Author: Ian Hurst — Managing Director, Paymaster People Solutions
In South Africa, where access to affordable education remains a huge challenge for many, progressive companies that facilitate access to education (for its employees and their children) certainly do make a meaningful contribution to the socio-economic development of South African society. Accordingly, did you know that an organisation can directly help its employees and their children to obtain an education. In South Africa, a company may contribute up to R 20,000 (per year) to its employees’ children’s education too. A maximum of R20,000 per individual may be off-set as a tax free benefit to the employee. More on this to follow.
It is worthwhile knowing that within the context of this discussion, a bursary is considered to be money that is paid by the company to a recognised educational institution on behalf of its employees and/or their children. In most cases, a bursary is intended for employees who cannot afford to pay the full fees required by the academic institution.
The rules underlying the granting of a company-sponsored bursary
- In the bursary agreement, there must be a clause which states that if the employee or any of the employee’s children fail to complete their studies or fails their examinations, then the money will be paid back to the company.
- Employees earning less than R600,000 per year are eligible to receive such a bursary.
- For grades R-12 or NQF-levels 1-4, the bursary may not exceed R20,000.
- For NQF-levels 5-10 (which includes university education: NQF 7 and upwards), the bursary may not to exceed R60 000.
- In-house training (and/or on-the-job training) should not be regarded as education to be funded by the employee. In other words, in-house training courses run by the company ought to be provided free of charge. Examples of such courses include:
- Computer courses
- Management and administration courses
- Bookkeeping courses
- Sales courses
Note — Where the bona fide bursary does not qualify for a tax exemption, then the full bursary amount is to be processed as a fully taxable benefit. For example:
- A low-interest or interest-free loan (which has been granted by the employer) is not to be regarded as a bursary. Instead, such education related financial assistance remains a low- or interest-free loan that merely attracts little to no interest.
- In a case where the employee is not required to repay the loan, he/she will have received a taxable benefit. Consequently, employee tax must be deducted and the benefit to be processed as a PAYE annual payment.
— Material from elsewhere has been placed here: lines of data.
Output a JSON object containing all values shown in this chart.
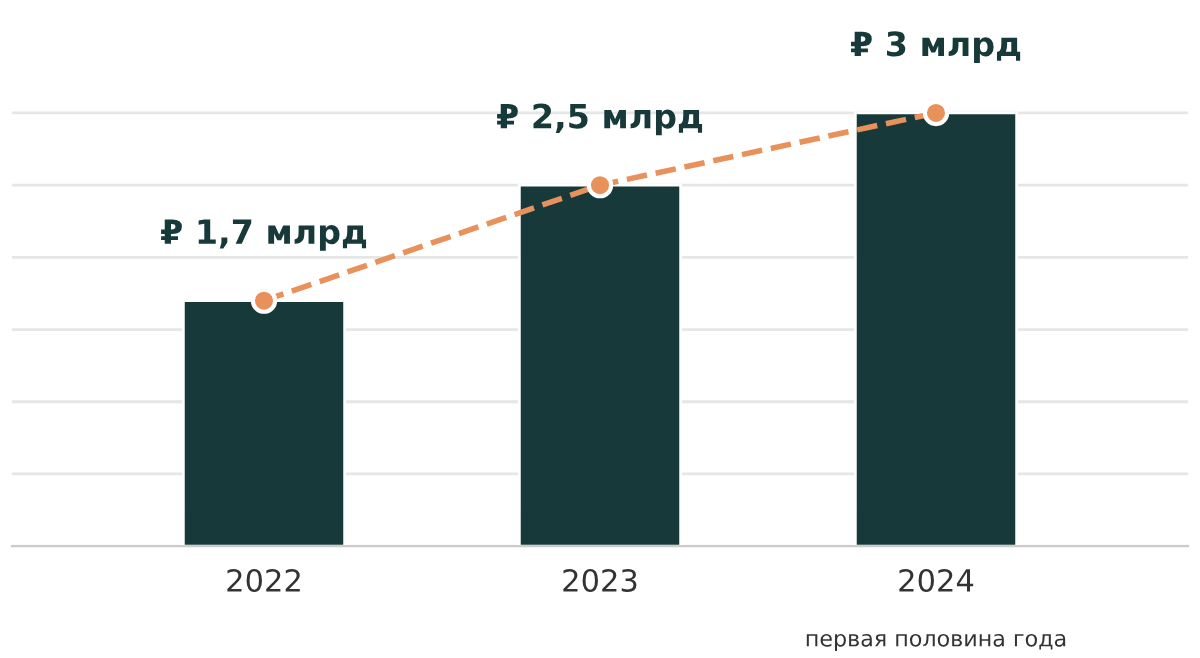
{
  "chart_data": {
    "type": "bar",
    "categories": [
      "2022",
      "2023",
      "2024"
    ],
    "values": [
      1.7,
      2.5,
      3
    ],
    "color": "#17393a",
    "value_labels": [
      "₽ 1,7 млрд",
      "₽ 2,5 млрд",
      "₽ 3 млрд"
    ],
    "series": [
      {
        "type": "line",
        "color": "#e8915a",
        "values": [
          1.7,
          2.5,
          3
        ],
        "marker": "circle",
        "line_style": "dashed"
      }
    ],
    "yticks": [
      {
        "value": 0,
        "label": null
      },
      {
        "value": 0.5,
        "label": null
      },
      {
        "value": 1,
        "label": null
      },
      {
        "value": 1.5,
        "label": null
      },
      {
        "value": 2,
        "label": null
      },
      {
        "value": 2.5,
        "label": null
      },
      {
        "value": 3,
        "label": null
      }
    ],
    "tick_labels": "x",
    "grid": "y",
    "annotations": [
      "первая половина года"
    ]
  }
}
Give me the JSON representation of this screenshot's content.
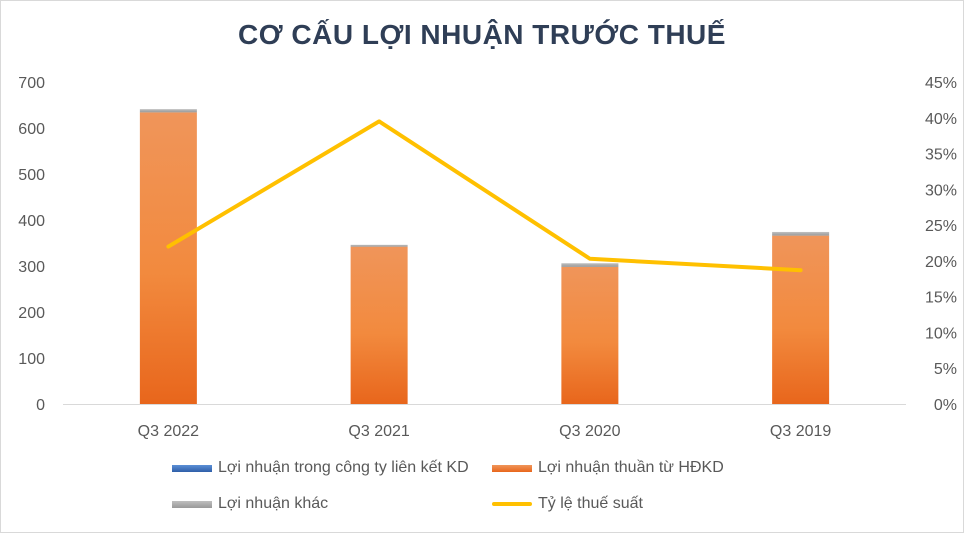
{
  "chart_data": {
    "type": "bar",
    "title": "CƠ CẤU LỢI NHUẬN TRƯỚC THUẾ",
    "stacked": true,
    "categories": [
      "Q3 2022",
      "Q3 2021",
      "Q3 2020",
      "Q3 2019"
    ],
    "series": [
      {
        "name": "Lợi nhuận trong công ty liên kết KD",
        "type": "bar",
        "axis": "left",
        "color": "#4472c4",
        "values": [
          0,
          0,
          0,
          0
        ]
      },
      {
        "name": "Lợi nhuận thuần từ HĐKD",
        "type": "bar",
        "axis": "left",
        "color": "#ed7d31",
        "values": [
          634,
          342,
          298,
          366
        ]
      },
      {
        "name": "Lợi nhuận khác",
        "type": "bar",
        "axis": "left",
        "color": "#a5a5a5",
        "values": [
          7,
          4,
          8,
          8
        ]
      },
      {
        "name": "Tỷ lệ thuế suất",
        "type": "line",
        "axis": "right",
        "color": "#ffc000",
        "values": [
          0.22,
          0.395,
          0.203,
          0.187
        ]
      }
    ],
    "y_left": {
      "min": 0,
      "max": 700,
      "step": 100,
      "ticks": [
        "0",
        "100",
        "200",
        "300",
        "400",
        "500",
        "600",
        "700"
      ]
    },
    "y_right": {
      "min": 0,
      "max": 0.45,
      "step": 0.05,
      "ticks": [
        "0%",
        "5%",
        "10%",
        "15%",
        "20%",
        "25%",
        "30%",
        "35%",
        "40%",
        "45%"
      ]
    },
    "legend_position": "bottom",
    "grid": false
  }
}
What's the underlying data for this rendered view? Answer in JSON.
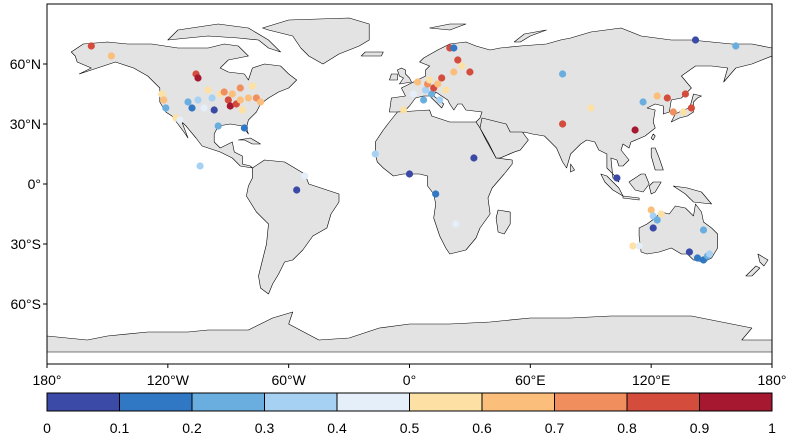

- Sometimes an employer may decide to reward an employee for obtaining a qualification on successful completion of his/her studies. Similarly the employer may decide to reimburse the employee for study expenses incurred. In the case where the reward is received, this is treated as taxable remuneration. In the case of the reimbursement of study fees, this is treated as a bursary, of which R20,000 is not taxable.
- Only the taxable portion of a bursary is subject to the deduction of employee tax.
- A bursary that must be repaid by an employee if certain non-fulfilment conditions have been stipulated, will nevertheless be treated as a bona fide bursary until such time that the non-fulfilment conditions of the agreement come into effect.
- An employer grants a bursary of R24,000 to each of the employee’s two children — intended for their school education. The employee earns an annual salary of R390,000, a bonus of R18,000 and a housing subsidy of R8,000. The employer does not operate a bursary scheme that is open to the general public.
- Although the employee’s remuneration does not exceed R600,000 per annum, the bursaries are paid in consequence of services rendered by him.
- The bursaries of R24,000 each exceed the tax-exemption limit of R20,000 per individual. However, only the additional portion (i.e. R4,000 x2) is deemed taxable: in other words, only R8,000 (R48,000 minus R40,000) will be taxed.
- However, if the employee’s remuneration exceeds R600,000 per annum, then the full amount of both bursaries (R48,000) will be taxable.
Paymaster recommendation — relook your company bursary policy and employee contracts
It is in the best interests of the organisation to consider relooking (or newly creating) a bursary policy that incorporates elements from the aforementioned discussion. This will pave the way for many of your well-deserving employees (and their children) to gain access to education (which otherwise, they might never be able to afford). Similarly, relook (and amend) the cost-to-company packages and employment contracts of employees who earn less than R600,000 per year.
Bottom-line: Education is an investment. Facilitating access to education for your employees and their children is an ideal way in which the organisation can invest in its human capital (and by so doing, foster a greater degree of love that employees have for the company that they work for).